Relatives of the 7/7 bombings were upset but Laing insisted such themes should not be “brushed under the carpet. Never should MPs on green benches send other people’s fathers, brothers, sisters, and sons to war unless there is a clear military objective. It was absent in Iraq.”

Gerald Ogilvie Laing was born in Newcastle upon Tyne in 1936. His grandparents on both sides had come from Scotland in the 19th century, from the Forfar and Kilmarnock areas. Gerald went to Newcastle Royal Grammar School and Berkhamsted public school in Hertfordshire before opting for a military career. After attending Sandhurst military training academy, he followed in the footsteps of his father and grandfather by joining the Royal Northumberland Fusiliers as an officer based at Fenham Barracks, Newcastle. He served for a time in Germany and in Belfast in the late 1950s, a decade before the start of the Troubles but still an uneasy assignment for a British soldier.

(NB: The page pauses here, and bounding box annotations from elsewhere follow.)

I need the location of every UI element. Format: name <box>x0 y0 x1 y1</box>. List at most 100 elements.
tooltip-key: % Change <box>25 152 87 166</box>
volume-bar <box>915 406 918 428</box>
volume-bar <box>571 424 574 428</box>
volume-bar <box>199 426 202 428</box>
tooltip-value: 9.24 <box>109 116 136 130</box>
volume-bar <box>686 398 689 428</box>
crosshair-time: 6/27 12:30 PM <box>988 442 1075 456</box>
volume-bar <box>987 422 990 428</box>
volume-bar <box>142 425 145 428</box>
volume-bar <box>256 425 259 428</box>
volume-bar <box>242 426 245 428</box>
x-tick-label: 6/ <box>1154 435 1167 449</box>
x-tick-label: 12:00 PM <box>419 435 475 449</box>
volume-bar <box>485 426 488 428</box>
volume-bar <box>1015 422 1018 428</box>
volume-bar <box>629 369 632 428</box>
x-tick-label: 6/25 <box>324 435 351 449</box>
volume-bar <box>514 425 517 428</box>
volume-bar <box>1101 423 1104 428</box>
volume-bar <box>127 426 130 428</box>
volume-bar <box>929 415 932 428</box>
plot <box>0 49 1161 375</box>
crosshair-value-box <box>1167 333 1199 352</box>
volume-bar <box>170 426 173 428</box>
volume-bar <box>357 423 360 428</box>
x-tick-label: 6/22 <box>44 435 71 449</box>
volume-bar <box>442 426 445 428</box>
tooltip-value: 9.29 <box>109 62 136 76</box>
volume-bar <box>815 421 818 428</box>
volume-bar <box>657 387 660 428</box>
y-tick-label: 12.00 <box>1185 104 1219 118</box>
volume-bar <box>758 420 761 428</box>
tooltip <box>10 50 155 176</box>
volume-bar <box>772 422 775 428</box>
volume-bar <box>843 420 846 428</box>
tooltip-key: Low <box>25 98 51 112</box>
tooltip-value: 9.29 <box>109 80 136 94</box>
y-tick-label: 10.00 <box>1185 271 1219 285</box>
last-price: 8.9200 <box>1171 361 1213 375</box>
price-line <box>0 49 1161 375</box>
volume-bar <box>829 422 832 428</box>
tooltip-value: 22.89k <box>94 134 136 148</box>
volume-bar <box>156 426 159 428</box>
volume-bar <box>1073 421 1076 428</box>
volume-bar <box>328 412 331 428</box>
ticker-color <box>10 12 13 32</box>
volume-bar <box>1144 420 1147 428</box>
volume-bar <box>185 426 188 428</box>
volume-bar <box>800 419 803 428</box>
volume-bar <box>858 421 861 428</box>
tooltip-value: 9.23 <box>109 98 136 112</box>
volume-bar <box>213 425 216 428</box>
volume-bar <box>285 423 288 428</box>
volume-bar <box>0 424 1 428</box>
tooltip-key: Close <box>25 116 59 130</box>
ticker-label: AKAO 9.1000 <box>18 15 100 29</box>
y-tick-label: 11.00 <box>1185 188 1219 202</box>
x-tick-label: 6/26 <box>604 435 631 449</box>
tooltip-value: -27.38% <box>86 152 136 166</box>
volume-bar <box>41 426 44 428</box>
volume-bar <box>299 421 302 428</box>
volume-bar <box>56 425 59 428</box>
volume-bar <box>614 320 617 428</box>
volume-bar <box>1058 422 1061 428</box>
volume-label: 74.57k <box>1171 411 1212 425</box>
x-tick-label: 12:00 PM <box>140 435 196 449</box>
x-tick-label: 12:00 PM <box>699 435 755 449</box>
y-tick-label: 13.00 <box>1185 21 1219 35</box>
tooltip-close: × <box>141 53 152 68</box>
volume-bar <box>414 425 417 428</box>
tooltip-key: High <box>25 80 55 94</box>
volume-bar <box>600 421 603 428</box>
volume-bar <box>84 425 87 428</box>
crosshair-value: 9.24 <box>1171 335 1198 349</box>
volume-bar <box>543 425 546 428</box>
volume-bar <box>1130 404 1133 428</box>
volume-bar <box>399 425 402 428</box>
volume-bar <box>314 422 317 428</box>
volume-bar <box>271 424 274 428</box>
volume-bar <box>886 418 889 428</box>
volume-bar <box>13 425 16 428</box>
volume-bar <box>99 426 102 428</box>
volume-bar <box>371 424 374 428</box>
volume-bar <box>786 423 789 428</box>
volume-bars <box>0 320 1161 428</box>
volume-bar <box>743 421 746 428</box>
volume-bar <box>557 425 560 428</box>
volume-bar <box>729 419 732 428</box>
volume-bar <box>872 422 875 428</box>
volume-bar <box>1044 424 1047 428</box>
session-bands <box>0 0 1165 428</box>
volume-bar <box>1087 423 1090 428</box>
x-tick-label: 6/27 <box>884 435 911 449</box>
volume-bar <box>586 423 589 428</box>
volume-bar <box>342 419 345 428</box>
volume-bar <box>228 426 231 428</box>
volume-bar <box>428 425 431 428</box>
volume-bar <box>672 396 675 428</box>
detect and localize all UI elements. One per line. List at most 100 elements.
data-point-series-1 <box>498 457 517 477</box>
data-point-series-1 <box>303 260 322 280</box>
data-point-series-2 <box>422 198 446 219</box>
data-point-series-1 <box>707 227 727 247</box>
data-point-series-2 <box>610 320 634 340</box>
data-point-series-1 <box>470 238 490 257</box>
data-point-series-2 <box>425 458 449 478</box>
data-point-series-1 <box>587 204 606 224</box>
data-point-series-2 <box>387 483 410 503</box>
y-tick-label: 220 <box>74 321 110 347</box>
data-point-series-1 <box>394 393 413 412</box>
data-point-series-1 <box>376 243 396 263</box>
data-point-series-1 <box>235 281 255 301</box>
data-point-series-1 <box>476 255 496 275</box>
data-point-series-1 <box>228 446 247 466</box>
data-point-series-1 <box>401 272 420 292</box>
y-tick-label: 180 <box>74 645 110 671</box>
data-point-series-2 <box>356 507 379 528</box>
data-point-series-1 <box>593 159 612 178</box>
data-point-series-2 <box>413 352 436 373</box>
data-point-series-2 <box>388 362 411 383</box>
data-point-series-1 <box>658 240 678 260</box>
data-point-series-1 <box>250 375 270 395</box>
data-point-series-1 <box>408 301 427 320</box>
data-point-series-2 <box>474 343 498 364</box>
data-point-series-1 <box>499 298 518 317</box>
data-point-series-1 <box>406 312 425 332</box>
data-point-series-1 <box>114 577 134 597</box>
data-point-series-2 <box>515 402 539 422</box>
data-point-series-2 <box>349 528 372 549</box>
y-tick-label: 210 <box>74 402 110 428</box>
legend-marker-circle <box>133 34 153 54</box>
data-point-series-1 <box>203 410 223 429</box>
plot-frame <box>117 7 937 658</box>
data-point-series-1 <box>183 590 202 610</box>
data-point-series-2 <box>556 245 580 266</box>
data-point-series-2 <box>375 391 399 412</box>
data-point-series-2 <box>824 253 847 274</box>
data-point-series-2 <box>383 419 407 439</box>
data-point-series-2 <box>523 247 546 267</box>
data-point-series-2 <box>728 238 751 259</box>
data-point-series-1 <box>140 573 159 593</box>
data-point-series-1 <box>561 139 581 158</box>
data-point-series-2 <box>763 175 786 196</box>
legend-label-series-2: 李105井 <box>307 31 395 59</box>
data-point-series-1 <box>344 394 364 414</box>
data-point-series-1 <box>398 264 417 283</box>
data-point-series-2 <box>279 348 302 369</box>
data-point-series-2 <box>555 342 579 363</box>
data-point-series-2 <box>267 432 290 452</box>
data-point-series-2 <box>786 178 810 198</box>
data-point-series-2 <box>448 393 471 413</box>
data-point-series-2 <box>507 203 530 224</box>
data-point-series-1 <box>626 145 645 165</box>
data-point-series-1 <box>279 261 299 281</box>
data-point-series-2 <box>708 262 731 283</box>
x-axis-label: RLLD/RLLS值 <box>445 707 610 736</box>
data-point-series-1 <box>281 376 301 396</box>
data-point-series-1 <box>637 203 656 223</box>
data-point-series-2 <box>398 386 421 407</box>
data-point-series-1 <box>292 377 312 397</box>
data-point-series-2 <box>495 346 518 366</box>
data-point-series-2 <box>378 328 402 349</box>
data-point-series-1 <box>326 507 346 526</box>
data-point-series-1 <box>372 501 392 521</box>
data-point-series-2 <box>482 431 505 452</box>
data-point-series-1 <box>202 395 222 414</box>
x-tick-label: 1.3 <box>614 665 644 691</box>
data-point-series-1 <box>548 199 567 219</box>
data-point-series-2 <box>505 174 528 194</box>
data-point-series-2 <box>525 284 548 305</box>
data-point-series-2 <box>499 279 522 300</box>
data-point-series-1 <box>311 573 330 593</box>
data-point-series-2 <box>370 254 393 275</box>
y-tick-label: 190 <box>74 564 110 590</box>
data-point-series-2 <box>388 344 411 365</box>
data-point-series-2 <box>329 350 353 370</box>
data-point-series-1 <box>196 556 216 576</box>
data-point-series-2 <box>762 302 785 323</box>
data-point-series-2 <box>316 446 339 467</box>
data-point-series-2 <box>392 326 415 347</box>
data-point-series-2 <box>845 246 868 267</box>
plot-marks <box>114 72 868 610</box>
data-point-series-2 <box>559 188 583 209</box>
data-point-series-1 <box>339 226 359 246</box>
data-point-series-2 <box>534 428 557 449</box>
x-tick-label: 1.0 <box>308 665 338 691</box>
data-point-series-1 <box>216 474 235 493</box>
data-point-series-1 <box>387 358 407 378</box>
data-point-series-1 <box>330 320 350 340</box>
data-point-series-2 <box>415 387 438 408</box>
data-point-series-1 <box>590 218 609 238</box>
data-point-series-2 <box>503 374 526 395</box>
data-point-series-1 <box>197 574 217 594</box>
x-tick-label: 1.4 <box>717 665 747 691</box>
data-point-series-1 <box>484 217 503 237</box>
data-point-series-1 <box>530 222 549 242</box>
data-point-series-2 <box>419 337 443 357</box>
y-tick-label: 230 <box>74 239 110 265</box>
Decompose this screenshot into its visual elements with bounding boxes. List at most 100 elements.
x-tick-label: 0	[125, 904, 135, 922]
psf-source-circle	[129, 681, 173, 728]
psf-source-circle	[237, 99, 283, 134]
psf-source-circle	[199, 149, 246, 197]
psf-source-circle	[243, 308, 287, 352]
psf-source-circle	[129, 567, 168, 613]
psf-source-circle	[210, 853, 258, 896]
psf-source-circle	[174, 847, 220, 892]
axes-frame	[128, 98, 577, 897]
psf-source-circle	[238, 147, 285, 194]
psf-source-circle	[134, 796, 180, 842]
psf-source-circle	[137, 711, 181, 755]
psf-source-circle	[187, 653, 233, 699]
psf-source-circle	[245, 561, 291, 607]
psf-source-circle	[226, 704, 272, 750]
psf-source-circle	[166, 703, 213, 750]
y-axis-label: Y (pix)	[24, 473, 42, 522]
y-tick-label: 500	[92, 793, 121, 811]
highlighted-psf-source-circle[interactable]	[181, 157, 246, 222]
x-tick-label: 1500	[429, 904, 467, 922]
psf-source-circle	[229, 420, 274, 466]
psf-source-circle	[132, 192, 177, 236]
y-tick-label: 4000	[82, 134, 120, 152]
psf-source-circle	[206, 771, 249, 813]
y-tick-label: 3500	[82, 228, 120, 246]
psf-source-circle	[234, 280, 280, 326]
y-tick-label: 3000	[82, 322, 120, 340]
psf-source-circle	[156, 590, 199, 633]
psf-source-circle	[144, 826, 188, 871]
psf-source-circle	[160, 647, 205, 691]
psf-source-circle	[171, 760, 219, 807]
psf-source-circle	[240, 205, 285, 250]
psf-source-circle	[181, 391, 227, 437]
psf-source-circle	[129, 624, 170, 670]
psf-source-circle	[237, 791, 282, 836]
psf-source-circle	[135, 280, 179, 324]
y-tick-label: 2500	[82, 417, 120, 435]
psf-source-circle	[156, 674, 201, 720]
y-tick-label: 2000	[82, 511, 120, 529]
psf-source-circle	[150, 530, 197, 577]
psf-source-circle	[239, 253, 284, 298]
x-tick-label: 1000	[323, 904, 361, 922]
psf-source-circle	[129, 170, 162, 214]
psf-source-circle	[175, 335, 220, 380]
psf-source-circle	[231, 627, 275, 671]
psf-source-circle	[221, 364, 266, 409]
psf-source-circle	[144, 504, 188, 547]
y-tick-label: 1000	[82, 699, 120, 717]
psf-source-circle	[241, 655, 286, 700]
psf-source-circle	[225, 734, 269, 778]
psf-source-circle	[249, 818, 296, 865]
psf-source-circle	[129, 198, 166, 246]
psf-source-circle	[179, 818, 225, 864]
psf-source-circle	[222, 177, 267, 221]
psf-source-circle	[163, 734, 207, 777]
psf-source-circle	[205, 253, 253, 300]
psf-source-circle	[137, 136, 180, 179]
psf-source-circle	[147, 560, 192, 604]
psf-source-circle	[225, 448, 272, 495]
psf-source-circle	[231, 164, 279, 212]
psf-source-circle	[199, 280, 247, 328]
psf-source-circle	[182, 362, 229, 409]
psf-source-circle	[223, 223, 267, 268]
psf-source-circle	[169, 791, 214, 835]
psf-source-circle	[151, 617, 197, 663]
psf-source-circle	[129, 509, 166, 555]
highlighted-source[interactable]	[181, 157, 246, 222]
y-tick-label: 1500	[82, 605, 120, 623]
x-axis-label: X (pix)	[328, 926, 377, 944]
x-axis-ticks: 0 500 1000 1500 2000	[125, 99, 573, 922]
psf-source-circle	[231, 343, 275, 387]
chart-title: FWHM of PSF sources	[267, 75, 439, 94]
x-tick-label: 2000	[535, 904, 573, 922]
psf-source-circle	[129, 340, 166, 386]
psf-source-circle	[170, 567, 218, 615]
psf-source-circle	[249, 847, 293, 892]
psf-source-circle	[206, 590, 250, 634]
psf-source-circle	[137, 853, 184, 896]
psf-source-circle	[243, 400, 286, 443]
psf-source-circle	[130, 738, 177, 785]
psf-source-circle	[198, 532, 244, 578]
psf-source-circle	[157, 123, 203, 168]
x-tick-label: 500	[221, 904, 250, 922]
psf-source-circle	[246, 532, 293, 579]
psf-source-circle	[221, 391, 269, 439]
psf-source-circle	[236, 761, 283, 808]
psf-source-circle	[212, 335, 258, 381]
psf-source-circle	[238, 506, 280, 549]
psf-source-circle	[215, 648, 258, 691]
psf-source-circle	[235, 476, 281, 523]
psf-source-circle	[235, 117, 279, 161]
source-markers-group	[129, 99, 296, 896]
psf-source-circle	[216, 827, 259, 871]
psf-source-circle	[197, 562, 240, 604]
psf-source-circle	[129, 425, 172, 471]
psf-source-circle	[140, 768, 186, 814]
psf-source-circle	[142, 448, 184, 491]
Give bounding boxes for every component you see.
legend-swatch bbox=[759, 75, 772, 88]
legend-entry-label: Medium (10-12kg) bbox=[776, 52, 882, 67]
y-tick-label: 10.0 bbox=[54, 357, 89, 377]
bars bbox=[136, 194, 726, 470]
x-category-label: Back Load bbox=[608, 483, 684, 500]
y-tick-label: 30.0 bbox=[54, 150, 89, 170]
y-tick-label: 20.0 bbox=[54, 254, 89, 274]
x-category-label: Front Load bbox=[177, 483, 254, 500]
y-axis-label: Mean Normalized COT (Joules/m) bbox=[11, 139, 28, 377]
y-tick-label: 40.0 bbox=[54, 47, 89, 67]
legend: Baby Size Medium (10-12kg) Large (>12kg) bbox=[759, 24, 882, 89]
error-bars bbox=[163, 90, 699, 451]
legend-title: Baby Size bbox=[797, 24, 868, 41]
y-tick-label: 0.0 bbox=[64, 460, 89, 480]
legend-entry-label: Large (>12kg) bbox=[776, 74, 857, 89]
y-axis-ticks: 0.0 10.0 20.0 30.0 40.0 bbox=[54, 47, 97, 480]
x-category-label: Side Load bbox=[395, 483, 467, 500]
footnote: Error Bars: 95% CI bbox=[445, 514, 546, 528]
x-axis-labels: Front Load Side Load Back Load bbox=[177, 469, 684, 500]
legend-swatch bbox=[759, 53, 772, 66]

Realising a military career was not for him, he enrolled at St Martins School of Art in London after which, drawn to New York in 1964, he found himself rubbing shoulders, and partying, with Pop Art painters including Warhol, Roy Liechtenstein and Robert Indiana. The latter, best-known for his LOVE sculptures with a tilted O, notably on Manhattan’s Sixth Avenue, took Laing on as a studio assistant.

Laing proceeded to develop his style of large, colourful – sometimes garish – canvases, often based on photographs of celebrities, astronauts or drag-racing cars. Although he may have later been influenced by Warhol, he had already created his famous Brigitte Bardot piece in London in 1962, as well as his Lincoln Convertible painting, commemorating the assassination of President John F Kennedy.

Partly tired of the partying, Laing returned to the UK in 1969 with his new (second wife) Galina Golikova, a German-born New Yorker of Russian, Ukrainian and Mongolian origin, to follow his dream of living – and sculpting – in a castle in the Highlands. The couple married on the QE2 in mid-Atlantic in 1969.

Having found the derelict Kinkell Castle, actually a fortified tower house built in 1594 by the Mackenzies of Gairloch, they set about rebuilding it from scratch, driving to and from Inverness to buy wheelbarrows, cement mixers and the like. He and Galina, who modelled for much of his work notably what he called the Galina Series, wrote a detailed book on the restoration – Kinkell: the Reconstruction of a Scottish Castle.

“He was an incredibly precocious talent,” his son Farquhar told The Herald. “He could draw, paint, sculpt, rebuild motorcycles, cars or castles – and write books about it. But his greatest talent was that he was a great father.”

Gerald Laing died in Kinkell Castle on Wednesday. He is survived by his six children from three marriages.